Charles Explorer logo

Multilingual Natural Language Processing

Class at Faculty of Mathematics and Physics |


- Introduction to multilinguality (what it is, why it is hard to deal with, what it is good for, WALS)

- Plain text (alphabets, transliteration, tokenization, language identification, language similarity)

- Machine translation for multilingual processing (Apertium, OPUS, Bible, Watchtower, alignment algorithms, multilingual machine translation)

- Morphology (morphological variability of languages, morphological annotation, Universal POS tags, Universal features, tagset conversions, cross-lingual tagging)

- Syntax (syntactic variability of languages, harmonization of treebank annotations, Universal Dependencies; multilingual parsing, cross-lingual parsing)

- Word embeddings, multilingual embeddings, contextual vector representations.

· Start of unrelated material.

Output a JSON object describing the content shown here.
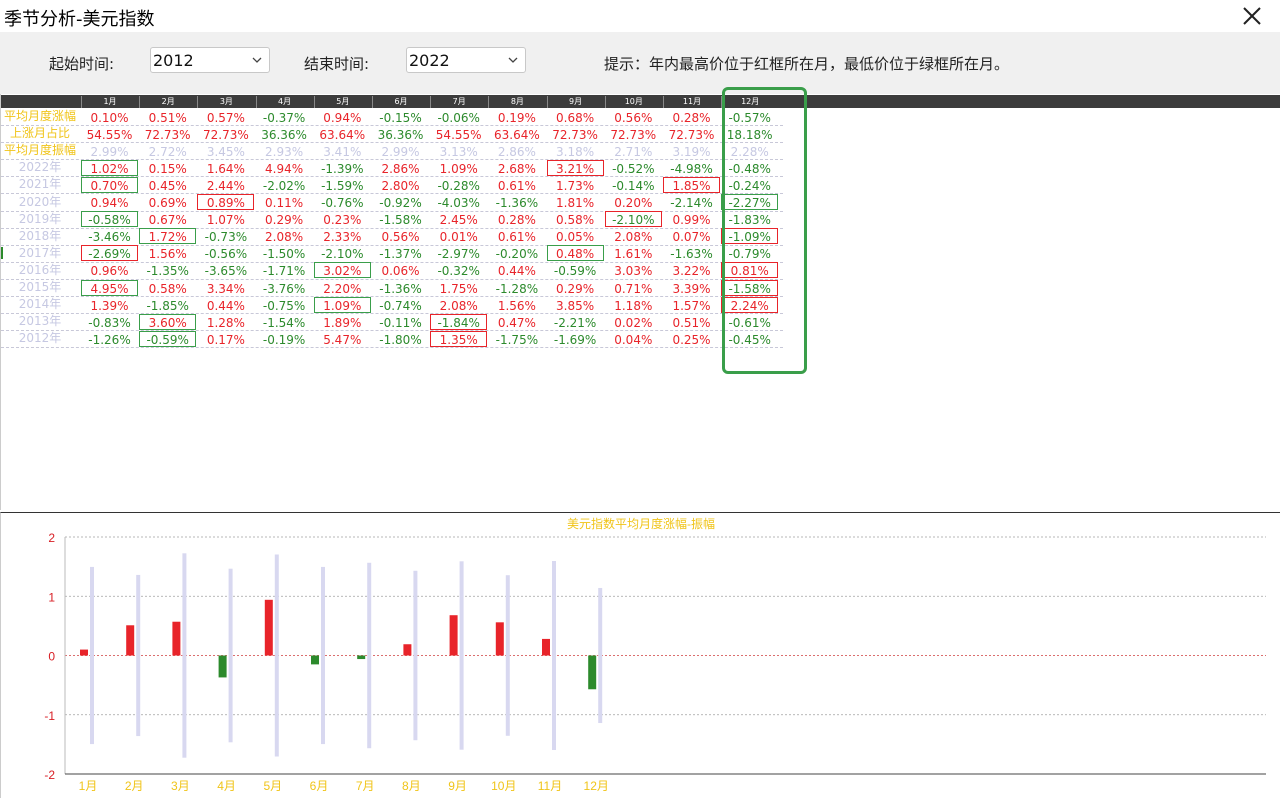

The course focuses on multilingual aspects of natural language processing. It explains both the issues and the benefits of doing NLP in a multilingual setting, and shows possible approaches to use. We will target both dealing with multilingual variety in monolingual methods applied to multiple languages, as well as truly multilingual and crosslingual approaches which use resources in multiple languages at once. We will review and work with a range of freely available multilingual resources, both plaintext and annotated.

The course has the form of a practical seminar in the computer lab.